Given the rough economy, furloughs, and other budget cutting, combined with the festivities of the Chinese New Year, what better time to consider that champion of cut-priced Chinese-style cuisine Panda Express.

I grew up a big fan of Chinese cooking. However, being short of money, a trip to the Chinese restaurant was a rare family treat to be anticipated and savored. All that changed when I came to America and discovered Chinese fast food. Living in Providence, Rhode Island, I would drive my barely roadworthy VW Bug to the Rhode Island Mall just to eat at the Manchu Wok. I was such a regular I was given free food when I brought in a new customer, so I frequently invited friends along for the risky ride.

But Panda Express has raised the relatively fast Chinese food model to better and more consistent heights with 1,272 locations. It now represents my single most frequent eatery and, with that in mind, here are my notes and tips for the perfect Panda experience:

Not just a mall food: As seen in Sacramento, Panda Express is rapidly becoming a chain of stand-alone restaurants rather than simply counters in shopping malls and airports.  

Freshness: While the ingredients used are fresh, with vegetables prepped on site, the outcome can sometimes suffer a little from time spent between cooking and serving. Always walk the line first and check for the dishes that look most recently cooked. This works in multiple buffet settings, of course, but at Panda the extra tip is to look for regular dishes that are out or only cooked to order and invest the extra 4-5 minutes as they cook a new batch just for you (this often works well for the Eggplant Tofu, for example, which is a standard dish but often cooked on demand only). In short, never decide in advance what you want, look first and decide second. This is less of a concern at busy times or in the busier restaurant locations, but it’s still worth checking out what’s available as there are also new and surprise dishes.

New dishes: it’s not just about the Orange Chicken anymore.

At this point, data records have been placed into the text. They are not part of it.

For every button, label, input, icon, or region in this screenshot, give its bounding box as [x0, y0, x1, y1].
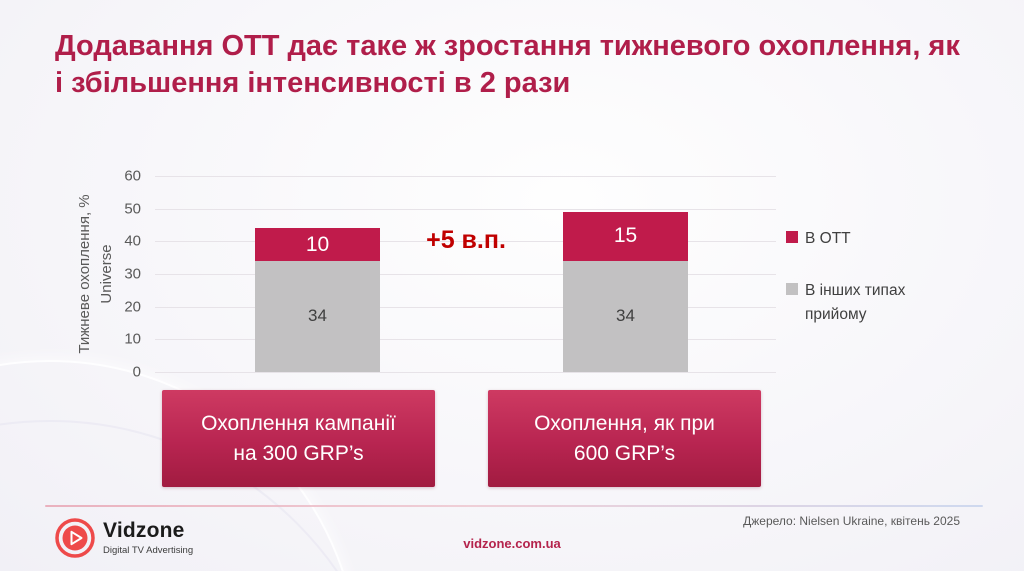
gridline-60 — [155, 176, 776, 177]
legend-item-other: В інших типах прийому — [786, 279, 946, 326]
y-tick-30: 30 — [124, 265, 141, 283]
legend-swatch-icon — [786, 231, 798, 243]
logo-text: Vidzone Digital TV Advertising — [103, 519, 194, 556]
gridline-10 — [155, 339, 776, 341]
vidzone-logo: Vidzone Digital TV Advertising — [54, 517, 193, 559]
campaign-600grp-button[interactable]: Охоплення, як при 600 GRP’s — [488, 390, 761, 487]
bar-segment-other-2: 34 — [563, 260, 688, 372]
y-tick-20: 20 — [124, 298, 141, 316]
bar-value-label: 34 — [308, 306, 327, 326]
stacked-bar-2: 34 15 — [563, 211, 688, 372]
campaign-600grp-label-line2: 600 GRP’s — [573, 441, 676, 465]
bar-segment-ott-1: 10 — [255, 228, 380, 261]
logo-tagline: Digital TV Advertising — [103, 544, 194, 556]
vidzone-play-icon — [55, 518, 95, 558]
bar-value-label: 34 — [616, 306, 635, 326]
gridline-40 — [155, 241, 776, 243]
logo-name: Vidzone — [103, 519, 185, 543]
page-title: Додавання ОТТ дає таке ж зростання тижне… — [55, 30, 960, 99]
y-tick-50: 50 — [124, 200, 141, 218]
campaign-600grp-label-line1: Охоплення, як при — [534, 412, 715, 436]
y-tick-40: 40 — [124, 232, 141, 250]
campaign-300grp-label-line1: Охоплення кампанії — [201, 412, 396, 436]
bar-value-label: 10 — [305, 232, 330, 256]
bar-segment-other-1: 34 — [255, 260, 380, 372]
y-tick-0: 0 — [132, 363, 141, 381]
source-note: Джерело: Nielsen Ukraine, квітень 2025 — [743, 514, 960, 528]
legend-swatch-icon — [786, 283, 798, 296]
footer-divider — [45, 505, 983, 507]
bar-segment-ott-2: 15 — [563, 211, 688, 261]
campaign-300grp-label-line2: на 300 GRP’s — [233, 441, 364, 465]
bar-value-label: 15 — [613, 224, 638, 248]
gridline-30 — [155, 274, 776, 275]
gridline-20 — [155, 306, 776, 308]
y-tick-60: 60 — [124, 167, 141, 185]
legend-item-ott: В ОТТ — [786, 227, 946, 250]
chart-legend: В ОТТ В інших типах прийому — [786, 227, 946, 355]
legend-label: В ОТТ — [805, 230, 851, 247]
gridline-0 — [155, 372, 776, 373]
gridline-50 — [155, 208, 776, 210]
legend-label: В інших типах прийому — [805, 282, 906, 323]
stacked-bar-1: 34 10 — [255, 228, 380, 372]
delta-annotation: +5 в.п. — [426, 226, 506, 254]
plot-area: 0 10 20 30 40 50 60 34 10 34 15 — [124, 168, 776, 381]
y-axis-label-line1: Тижневе охоплення, % — [76, 194, 94, 354]
y-tick-10: 10 — [124, 330, 141, 348]
website-link[interactable]: vidzone.com.ua — [463, 536, 561, 551]
campaign-300grp-button[interactable]: Охоплення кампанії на 300 GRP’s — [162, 390, 435, 487]
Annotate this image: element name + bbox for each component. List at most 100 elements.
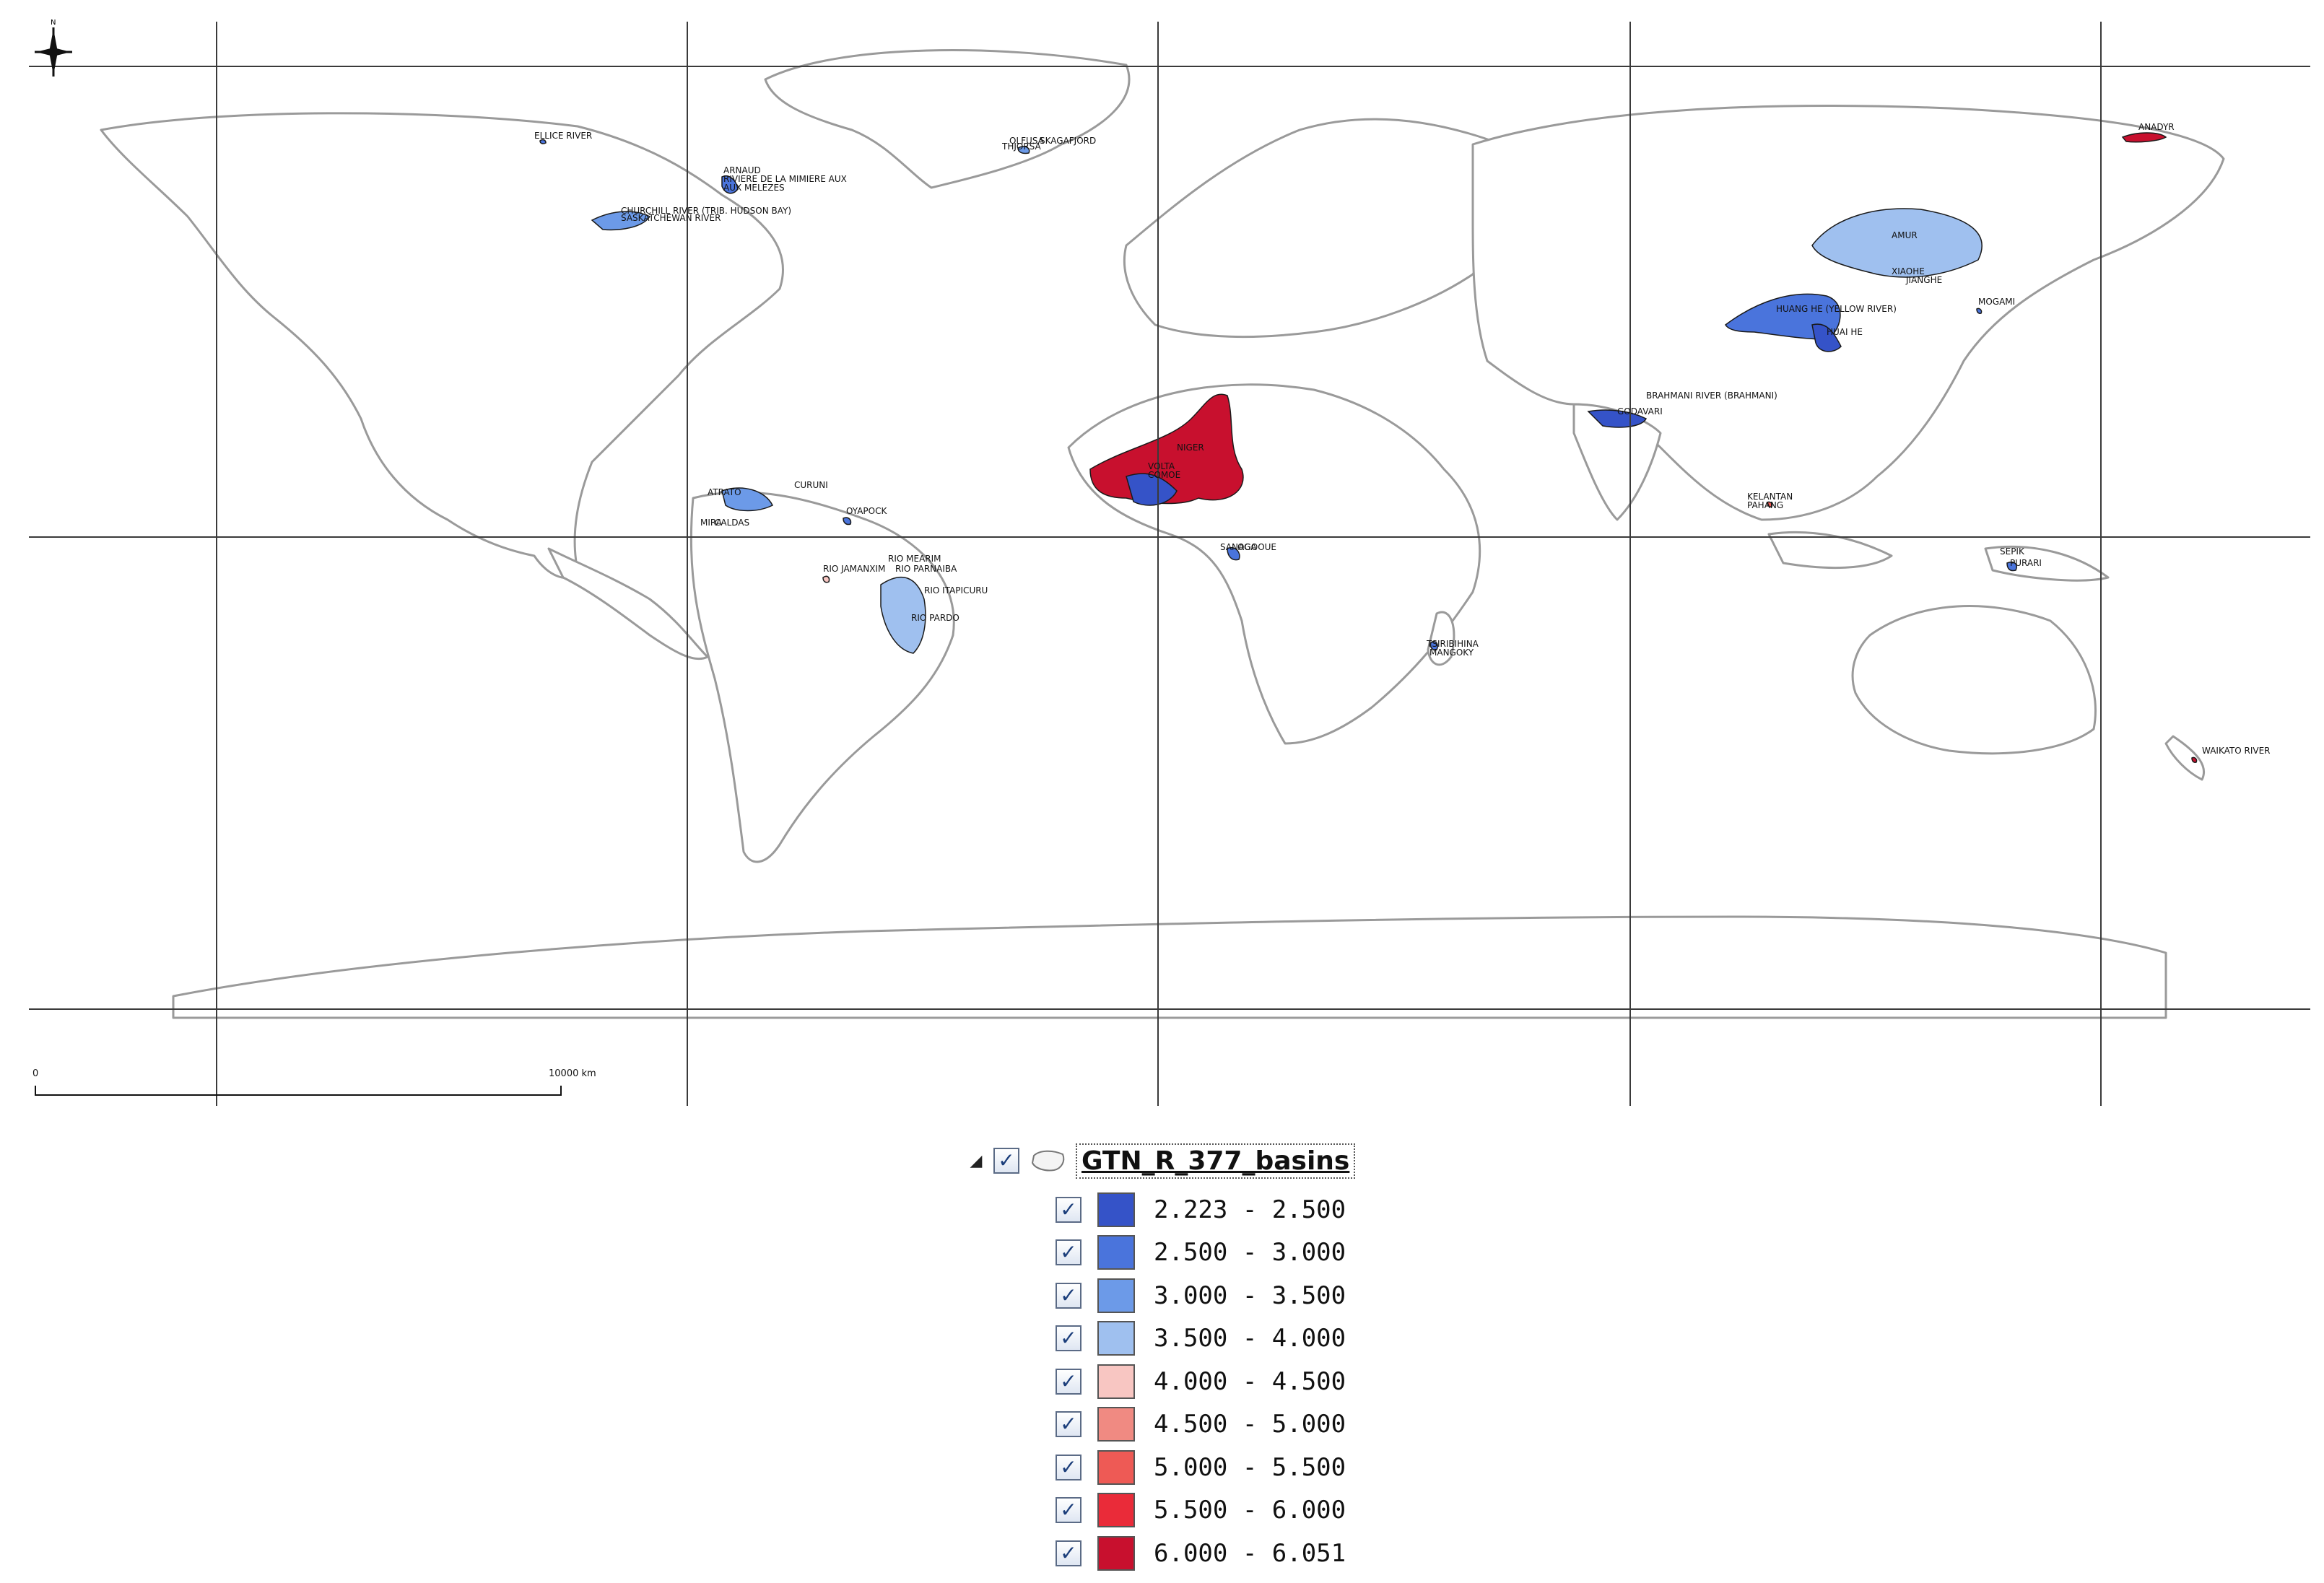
class-visibility-checkbox[interactable]: ✓: [1056, 1282, 1082, 1309]
basin-label: HUANG HE (YELLOW RIVER): [1776, 304, 1897, 314]
basin-label: KELANTAN: [1747, 492, 1793, 502]
class-color-swatch: [1097, 1192, 1135, 1227]
basin-label: PAHANG: [1747, 500, 1783, 510]
basin-oyapock: [843, 517, 852, 526]
basin-label: SKAGAFJORD: [1040, 136, 1096, 146]
class-visibility-checkbox[interactable]: ✓: [1056, 1368, 1082, 1395]
north-arrow: N: [32, 16, 75, 81]
legend-classes: ✓ 2.223 - 2.500 ✓ 2.500 - 3.000 ✓ 3.000 - 3.5…: [1056, 1188, 1428, 1575]
basin-sepik: [2006, 562, 2017, 572]
basin-label: COMOE: [1148, 470, 1180, 480]
basin-label: RIO JAMANXIM: [823, 564, 885, 574]
layer-legend: ◢ ✓ GTN_R_377_basins ✓ 2.223 - 2.500 ✓ 2.50…: [966, 1141, 1428, 1575]
class-color-swatch: [1097, 1321, 1135, 1356]
basin-label: MOGAMI: [1978, 297, 2015, 307]
layer-header: ◢ ✓ GTN_R_377_basins: [966, 1141, 1428, 1181]
class-visibility-checkbox[interactable]: ✓: [1056, 1325, 1082, 1352]
scale-line: [35, 1086, 562, 1096]
class-range-label: 2.500 - 3.000: [1154, 1238, 1346, 1268]
basin-label: OLFUSA: [1009, 136, 1045, 146]
basin-label: PURARI: [2010, 558, 2042, 568]
basin-label: RIO ITAPICURU: [924, 585, 988, 596]
class-visibility-checkbox[interactable]: ✓: [1056, 1454, 1082, 1480]
basin-label: SANAGA: [1220, 542, 1257, 552]
basin-kelantan: [1767, 501, 1773, 507]
basin-label: NIGER: [1177, 442, 1204, 453]
basin-label: THJORSA: [1001, 141, 1042, 152]
class-range-label: 4.500 - 5.000: [1154, 1410, 1346, 1439]
class-range-label: 4.000 - 4.500: [1154, 1366, 1346, 1396]
basin-label: OGOOUE: [1237, 542, 1276, 552]
basin-label: XIAOHE: [1892, 266, 1925, 276]
legend-class-row: ✓ 4.500 - 5.000: [1056, 1403, 1428, 1447]
basin-ellice: [539, 139, 547, 144]
class-visibility-checkbox[interactable]: ✓: [1056, 1497, 1082, 1524]
class-color-swatch: [1097, 1364, 1135, 1399]
legend-class-row: ✓ 5.000 - 5.500: [1056, 1446, 1428, 1489]
polygon-layer-icon: [1031, 1150, 1065, 1172]
basin-mogami: [1976, 308, 1983, 314]
collapse-arrow-icon[interactable]: ◢: [970, 1151, 983, 1170]
basin-label: BRAHMANI RIVER (BRAHMANI): [1646, 391, 1777, 401]
basin-label: VOLTA: [1148, 461, 1175, 471]
basin-label: RIO PARDO: [911, 613, 959, 623]
graticule: [29, 22, 2310, 1106]
basin-thjorsa: [1017, 146, 1030, 154]
class-color-swatch: [1097, 1235, 1135, 1270]
legend-class-row: ✓ 3.000 - 3.500: [1056, 1274, 1428, 1317]
basin-anadyr: [2121, 132, 2167, 143]
basin-label: OYAPOCK: [846, 506, 887, 516]
basin-label: SASKATCHEWAN RIVER: [621, 213, 721, 223]
basin-godavari: [1587, 409, 1648, 428]
class-visibility-checkbox[interactable]: ✓: [1056, 1239, 1082, 1266]
north-label: N: [51, 19, 56, 27]
basin-label: ARNAUD: [723, 165, 761, 175]
class-range-label: 3.500 - 4.000: [1154, 1324, 1346, 1353]
basin-label: CURUNI: [794, 480, 828, 490]
basin-label: HUAI HE: [1827, 327, 1863, 337]
basin-amur: [1811, 208, 1983, 278]
basin-label: JIANGHE: [1905, 275, 1942, 285]
class-color-swatch: [1097, 1278, 1135, 1313]
class-visibility-checkbox[interactable]: ✓: [1056, 1540, 1082, 1566]
basin-label: AUX MELEZES: [723, 183, 785, 193]
basin-label: MIRA: [700, 518, 723, 528]
basin-label: MANGOKY: [1429, 647, 1474, 658]
basin-rio-jamanxim: [822, 575, 830, 583]
river-basins: [539, 132, 2198, 763]
scale-distance-label: 10000 km: [549, 1068, 596, 1079]
basin-label: RIO PARNAIBA: [895, 564, 957, 574]
class-range-label: 2.223 - 2.500: [1154, 1195, 1346, 1224]
class-range-label: 5.000 - 5.500: [1154, 1452, 1346, 1482]
class-color-swatch: [1097, 1449, 1135, 1485]
layer-name[interactable]: GTN_R_377_basins: [1076, 1143, 1356, 1179]
class-visibility-checkbox[interactable]: ✓: [1056, 1411, 1082, 1438]
world-map[interactable]: ELLICE RIVER ARNAUD RIVIERE DE LA MIMIERE …: [0, 0, 2324, 1112]
basin-rio-parnaiba: [880, 577, 926, 654]
basin-label: SEPIK: [2000, 546, 2025, 557]
class-color-swatch: [1097, 1407, 1135, 1442]
basin-label: RIVIERE DE LA MIMIERE AUX: [723, 174, 847, 184]
basin-curuni: [721, 487, 774, 512]
basin-huai-he: [1811, 323, 1842, 352]
layer-visibility-checkbox[interactable]: ✓: [993, 1148, 1019, 1174]
basin-label: AMUR: [1892, 230, 1918, 240]
legend-class-row: ✓ 3.500 - 4.000: [1056, 1317, 1428, 1361]
basin-label: WAIKATO RIVER: [2202, 746, 2271, 756]
legend-class-row: ✓ 2.500 - 3.000: [1056, 1231, 1428, 1275]
basin-label: ATRATO: [708, 487, 741, 497]
basin-label: GODAVARI: [1617, 406, 1663, 417]
basin-churchill: [591, 211, 651, 231]
class-range-label: 6.000 - 6.051: [1154, 1538, 1346, 1568]
class-visibility-checkbox[interactable]: ✓: [1056, 1196, 1082, 1223]
basin-label: RIO MEARIM: [888, 554, 941, 564]
basin-label: ANADYR: [2138, 122, 2175, 132]
basin-sanaga: [1227, 547, 1240, 561]
basin-label: CALDAS: [715, 518, 749, 528]
legend-class-row: ✓ 2.223 - 2.500: [1056, 1188, 1428, 1231]
legend-class-row: ✓ 5.500 - 6.000: [1056, 1489, 1428, 1532]
legend-class-row: ✓ 6.000 - 6.051: [1056, 1532, 1428, 1575]
scale-zero-label: 0: [32, 1068, 39, 1079]
basin-tsiribihina: [1429, 641, 1439, 651]
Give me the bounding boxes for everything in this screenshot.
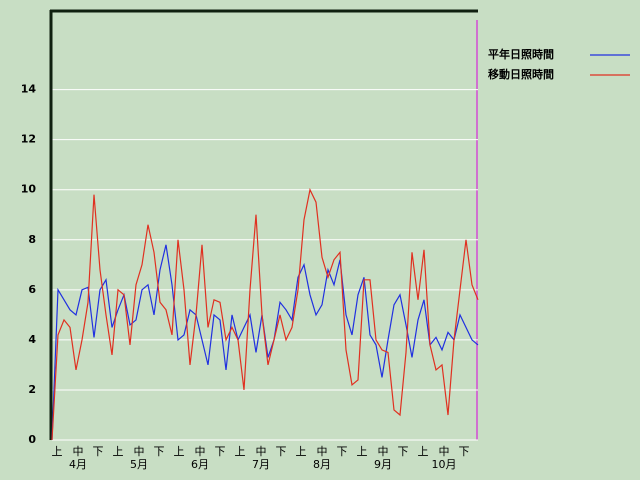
y-tick-label: 10 [21, 183, 37, 196]
y-tick-label: 6 [28, 283, 36, 296]
month-label: 8月 [313, 458, 331, 471]
y-tick-label: 4 [28, 333, 36, 346]
x-tick-label: 上 [357, 445, 368, 458]
y-tick-label: 2 [28, 383, 36, 396]
x-tick-label: 中 [134, 445, 145, 458]
x-tick-label: 中 [317, 445, 328, 458]
y-tick-label: 8 [28, 233, 36, 246]
x-tick-label: 上 [174, 445, 185, 458]
x-tick-label: 下 [276, 445, 287, 458]
x-tick-label: 中 [439, 445, 450, 458]
y-tick-label: 0 [28, 433, 36, 446]
series-line [51, 187, 479, 441]
x-tick-label: 中 [73, 445, 84, 458]
x-tick-label: 下 [337, 445, 348, 458]
x-tick-label: 下 [93, 445, 104, 458]
x-tick-label: 下 [398, 445, 409, 458]
x-tick-label: 中 [378, 445, 389, 458]
x-tick-label: 上 [52, 445, 63, 458]
month-label: 9月 [374, 458, 392, 471]
month-label: 7月 [252, 458, 270, 471]
x-tick-label: 下 [215, 445, 226, 458]
x-tick-label: 上 [418, 445, 429, 458]
x-tick-label: 下 [459, 445, 470, 458]
legend-label: 平年日照時間 [488, 47, 554, 61]
x-tick-label: 上 [113, 445, 124, 458]
x-tick-label: 中 [256, 445, 267, 458]
month-label: 10月 [432, 458, 457, 471]
month-label: 6月 [191, 458, 209, 471]
x-tick-label: 下 [154, 445, 165, 458]
x-tick-label: 上 [296, 445, 307, 458]
y-tick-label: 12 [21, 133, 36, 146]
y-tick-label: 14 [21, 83, 37, 96]
x-tick-label: 上 [235, 445, 246, 458]
legend-label: 移動日照時間 [488, 67, 554, 81]
month-label: 4月 [69, 458, 87, 471]
x-tick-label: 中 [195, 445, 206, 458]
month-label: 5月 [130, 458, 148, 471]
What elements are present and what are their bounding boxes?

The previously mentioned Eggplant Tofu has become a personal favorite of mine. In 2008, spicy Beijing Beef was added for the 25th anniversary and 2009’s Chinese New Year saw the addition of the excellent Firecracker Chicken, featuring “strips of marinated chicken breast, crisp red, green and yellow bell peppers, succulent sliced onions and red chili peppers all cooked to perfection in a wok with Panda’s original zesty firecracker sauce.” The “temporary” dish is still around and seems to move quickly enough to be one of the more frequently cooked and consequently freshest choices.

Check out the soup: There’s typically soup available and it can make a meal in multiple ways. As a single item it’s a great light, 90 calorie snack. With a side, it’s cheap and filling.  It counts as an entrée – so you can substitute in soup as one of the items you choose in a two or three entrée meal. Throw in the standard fortune cookie and your fast lunch suddenly becomes a three-course meal.

Big kids too: As with many food outlets, Panda offers a kids meal, consisting of a scaled down single side and entrée combination, a small drink, and a chocolate chip cookie. But unlike many others, I’ve never seen them enforce the 11 and under restriction. It’s a great light meal and a favorite of mine before a movie (and you can smuggle in the cookie!). Add a soup and you get the best of all worlds.

“Wok Smart” and other healthy choices:  Last summer, Panda began labeling some of their existing menu items as “Wok Smart” indicating that they have 250 or fewer calories.

Substituting steamed rice for fried rice, or even opting for steamed vegetables instead of rice or noodles, opens up a range of surprisingly healthy choices. Hot and Sour Soup, Chow Mein, String Bean Chicken, and a fortune cookie comes in under 720 calories (and half that with veggies in place of noodles). A Big Mac and medium fries has 920.

Feasting: For when a couple of entrees just can’t fulfill the Panda cravings, a $29 Panda Feast is available, with five large boxes of food to go. Beyond even that, catering is available with menus to feed 16, 24, or 32 people. Makes a change from sandwiches for that monthly meeting.

Bargains and coupons:  One of my favorite holiday gifts this year (yes, seriously!) was my Panda Express calendar with two coupons per month. Coming in March: Free Beijing Beef! Thanks Paul.